The book itself is hard to classify. It starts out as the relatively straightforward story of how the author, the daughter of an upper-class mother and an academic father, meets, marries, and makes a life with her Maori husband, but the family story is interspersed with many tales of the discovery and subsequent conquest of New Zeland by the Europeans — a story that sadly resembles other conquests in other parts the world. The book is not a sorry tale, however. It tells lovingly of the beauty of New Zealand, which I hope would come through convincingly to readers who have not been there. It sure made me want to go back.
It also talks about marrying someone very different from oneself.
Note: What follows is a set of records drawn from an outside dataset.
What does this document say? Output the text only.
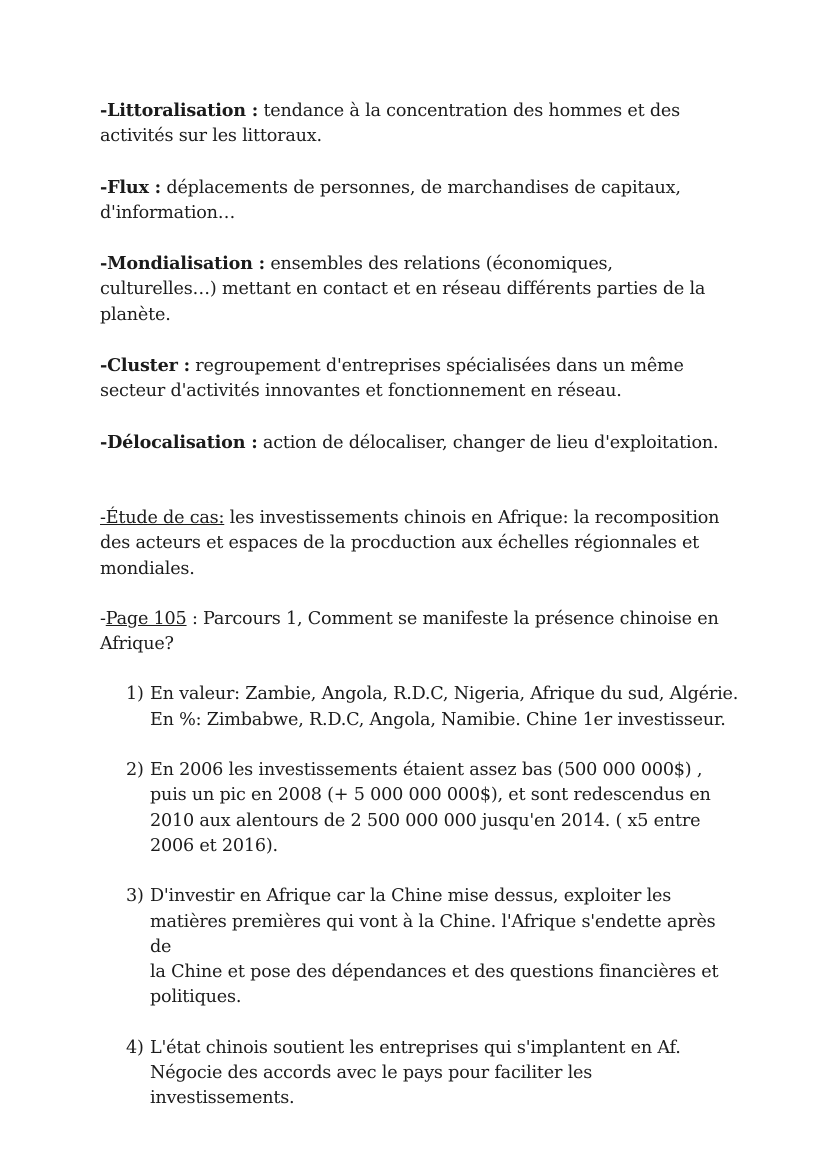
-Littoralisation : tendance à la concentration des hommes et des
activités sur les littoraux.

-Flux : déplacements de personnes, de marchandises de capitaux,
d'information…

-Mondialisation : ensembles des relations (économiques,
culturelles…) mettant en contact et en réseau différents parties de la
planète.

-Cluster : regroupement d'entreprises spécialisées dans un même
secteur d'activités innovantes et fonctionnement en réseau.

-Délocalisation : action de délocaliser, changer de lieu d'exploitation.

-Étude de cas: les investissements chinois en Afrique: la recomposition
des acteurs et espaces de la procduction aux échelles régionnales et
mondiales.

-Page 105 : Parcours 1, Comment se manifeste la présence chinoise en
Afrique?

1) En valeur: Zambie, Angola, R.D.C, Nigeria, Afrique du sud, Algérie.
En %: Zimbabwe, R.D.C, Angola, Namibie. Chine 1er investisseur.
2) En 2006 les investissements étaient assez bas (500 000 000$) ,
puis un pic en 2008 (+ 5 000 000 000$), et sont redescendus en
2010 aux alentours de 2 500 000 000 jusqu'en 2014. ( x5 entre
2006 et 2016).
3) D'investir en Afrique car la Chine mise dessus, exploiter les
matières premières qui vont à la Chine. l'Afrique s'endette après de
la Chine et pose des dépendances et des questions financières et
politiques.
4) L'état chinois soutient les entreprises qui s'implantent en Af.
Négocie des accords avec le pays pour faciliter les investissements.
Seven, her husband, not only looks different (and sticks out in the affluent Boston suburb where they eventually move in with her parents) but is also a blue-collar worker when she is a highly-educated academic and approaches life in the most relaxed manner, something she has not liked to do since her younger days. (After all she met him in a bar in on the Bay of Islands, having decided not to get on her bus back to the airport…) Their life together is, as expected, a full of compromises, mostly gracious ones.
The weakest part of the book is the last chapter or two, in which for unknown reasons she decides she must tell the story of her mother’s family, for balance. I would gladly have stayed in the Southern hemisphere instead.
A delightful, different, deep book. Highly recommended, and not just because of the title.